Paolo Tizón • Regista di Vino la noche
"Ma la vita continua, come in un film di Abbas Kiarostami"
- Abbiamo incontrato il regista peruviano per parlare del suo primo lungometraggio, che offre uno sguardo intimo su uno dei più impegnativi addestramenti militari dell'America Latina

Un gruppo di giovani intraprende un addestramento per unirsi alle forze armate nella regione peruviana del VRAEM contro i gruppi armati e i cartelli della droga e il regista esordiente Paolo Tizón si unisce a loro nella caserma. Nel corso di dieci mesi, Tizón (armato di telecamera) ha seguito le loro esercitazioni e le loro conversazioni private, dando vita al film Vino la noche [+leggi anche:
recensione
intervista: Paolo Tizón
scheda film], un intrigante documentario selezionato in anteprima mondiale nel Concorso Proxima di Karlovy Vary 2024.
Cineuropa: Vino la noche inizia senza fornire alcun contesto. Perché questa decisione?
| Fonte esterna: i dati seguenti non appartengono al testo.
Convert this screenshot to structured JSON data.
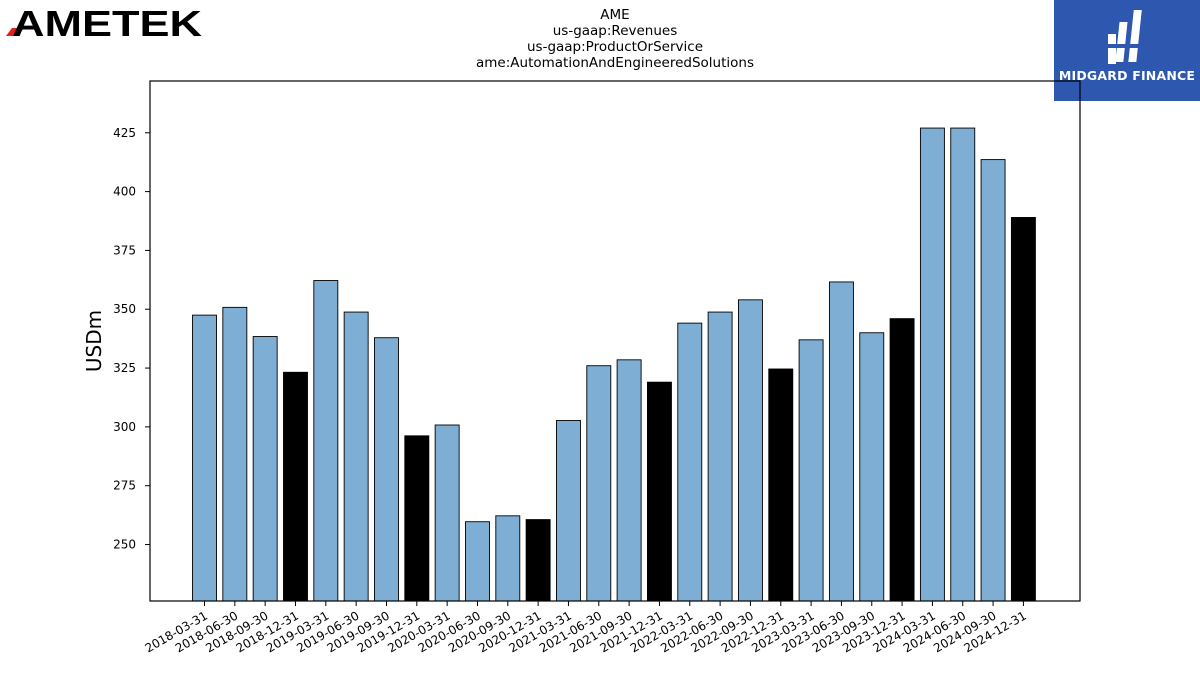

Paolo Tizón: È stata una scelta difficile. All'inizio avevamo una bozza di montaggio che includeva un contesto più ampio, ma alla fine volevamo che il film fosse un'osservazione degli aspetti più intimi in una caserma di addestramento militare. C'è un po' di contesto qua e là, ma non è la cosa principale. Abbiamo deciso di metterlo sullo sfondo del film, in modo che possa anche essere un invito per gli spettatori a documentarsi di più e a formarsi una propria opinione. Queste istituzioni svolgono diversi ruoli nei vari Paesi, ma il film non parla tanto dell'istituzione in relazione alla società, quanto del suo funzionamento interno, del suo mondo interiore.
Quindi è anche questo il tipo di cinema che le interessa: osservativo, intimo, che racconta storie che potrebbero essere universali?
Sì. Penso che ogni film abbia il suo linguaggio e le sue necessità. Quindi questo film doveva essere fatto come è stato fatto. Devi lavorare per il film, non il contrario.
Come erano le condizioni di ripresa nelle caserme?
Davvero precarie. La prima del film qui, in un festival così importante, mi stupisce perché il film è stato realizzato in modo molto precario. Precario come le persone che vengono filmate. Abbiamo iniziato a girare senza soldi, solo io con una telecamera da 500 dollari. Poi abbiamo aggiunto una persona che si occupava del suono; credo che fossimo in quattro quando la situazione era un po' più complicata da girare, ma la troupe principale era composta da due o tre persone. In pratica ci siamo trasferiti con i soldati dopo aver ottenuto il permesso di girare. Vivevamo insieme, quindi a volte dimenticavano la macchina da presa. Ma abbiamo dovuto lavorare per arrivare a quel punto.
In che modo?
All'inizio mi davano una sorta di recitazione banale, telefonata, ma io continuavo a girare dopo che loro dicevano qualche battuta. Abbiamo anche fatto un mini workshop con loro, ho mostrato loro alcuni film non hollywoodiani, come Metal and Melancholy, un documentario peruviano degli anni '90, girato con persone comuni, tassisti e simili, e i ragazzi hanno capito che un film poteva parlare di loro. Che possono essere semplicemente se stessi e che anche la vita ordinaria può essere affascinante.
C'è un punto del film in cui lei viene chiamato per nome, altrimenti la sua presenza è piuttosto invisibile. Perché ha deciso di inserire questo momento?
Sono presente in tutto il film, in un certo senso, perché l'ho girato io stesso. Non c'è una voce fuori campo, ma il mio punto di vista è espresso in qualche modo attraverso la macchina da presa, ma anche in questo caso volevo rendere più evidente che c'è una persona che sta filmando. Che c'è una relazione, invece di un'illusione tipo "mosca sul muro". Siamo entrambi sullo stesso piano, la troupe e loro si sono incontrati su uno stesso piano.
Il finale è molto diverso nella forma e nel contenuto. Come ci siete arrivati?
In realtà è stato molto difficile capire come sarebbe finito il film. Eravamo in post-produzione, avevamo finito il montaggio e stavamo già facendo il sonoro, ma non sapevo come chiudere il film.
Poi mi è venuto in mente: è tutto fatto in caserma e non vediamo il mondo esterno! Quindi, forse, dovremmo farlo. Per me, quel finale mostra come le dinamiche interne possano tradursi nel mondo esterno, ma con un elemento ludico. Volevo mostrare che la vita continua, anche dopo il duro allenamento e la disumanizzazione. La vita continua, come in un film di Abbas Kiarostami.